Chile Goalkeeper Equal to the Task, if Not to the Team

Chile Goalkeeper Equal to the Task, if Not to the Team


It was obvious, almost immediately, that this was not going to be a contest in any meaningful sense of the term, other than between the American forward line and the 27-year-old from Hijuelas that stood in its way. More than the sophistication and the purpose, it was the intensity with which the United States played that Chile simply could not handle, the coldblooded ruthlessness with which Ellis’s players seized on mistakes, pried open gaps, exploited weaknesses. By the end, Chile had mustered one shot on goal. The U.S. could boast 26.

Three of them — two from Lloyd, one from Julie Ertz, all in the first half — found their way past Endler. McDonald hit the post, Lloyd hit the bar. That there were not more goals, that this did not turn into another massacre, the sort that prompts questions about the value and the morals of running up the score, is down, almost exclusively, to Endler.

Almost everything the most devastating attack in this tournament threw at her, she handled.

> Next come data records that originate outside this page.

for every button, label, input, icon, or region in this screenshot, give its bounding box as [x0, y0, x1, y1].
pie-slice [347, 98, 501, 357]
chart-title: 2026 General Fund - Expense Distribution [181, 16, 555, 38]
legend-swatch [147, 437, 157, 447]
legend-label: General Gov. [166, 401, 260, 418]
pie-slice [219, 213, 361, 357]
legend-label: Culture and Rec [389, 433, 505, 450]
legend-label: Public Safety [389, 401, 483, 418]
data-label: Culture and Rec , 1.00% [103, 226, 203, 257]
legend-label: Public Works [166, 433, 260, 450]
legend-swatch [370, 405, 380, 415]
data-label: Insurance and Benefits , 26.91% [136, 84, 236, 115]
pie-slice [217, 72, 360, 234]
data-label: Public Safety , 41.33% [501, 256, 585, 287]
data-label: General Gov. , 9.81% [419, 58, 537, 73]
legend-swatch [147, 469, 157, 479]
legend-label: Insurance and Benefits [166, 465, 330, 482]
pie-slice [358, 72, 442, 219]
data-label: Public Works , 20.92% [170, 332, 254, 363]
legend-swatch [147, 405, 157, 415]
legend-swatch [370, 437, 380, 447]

Ellis described it as a “wonderful statement” about the standard of goalkeeping; more than that, it was powerful proof of just how important having a world-class goalkeeper can be. “A player like that can always keep a team in the mix,” Ellis said.

After each of the United States goals, Endler called her teammates together for a huddle on the edge of Chile’s box. She issued instructions, offered encouragement, perhaps listed a few complaints. She wanted them to help her as much as they could.

They did not let her down; Lloyd made a point of congratulating her opponents on their performance, their spirit. The 3-0 score, given the disparity in resources, will count as something of a triumph for Chile; victory against Thailand in its final game could yet bring a place in the last 16. Should that happen, should Chile exceed all expectations, it will be down, in no small part, to Endler, to all of the work she has put in, to all of the study, all of the training, all of the intuition, and all of the reflexes: everything that went into this performance, everything that went into that save, all of the unseen work that makes up a masterpiece.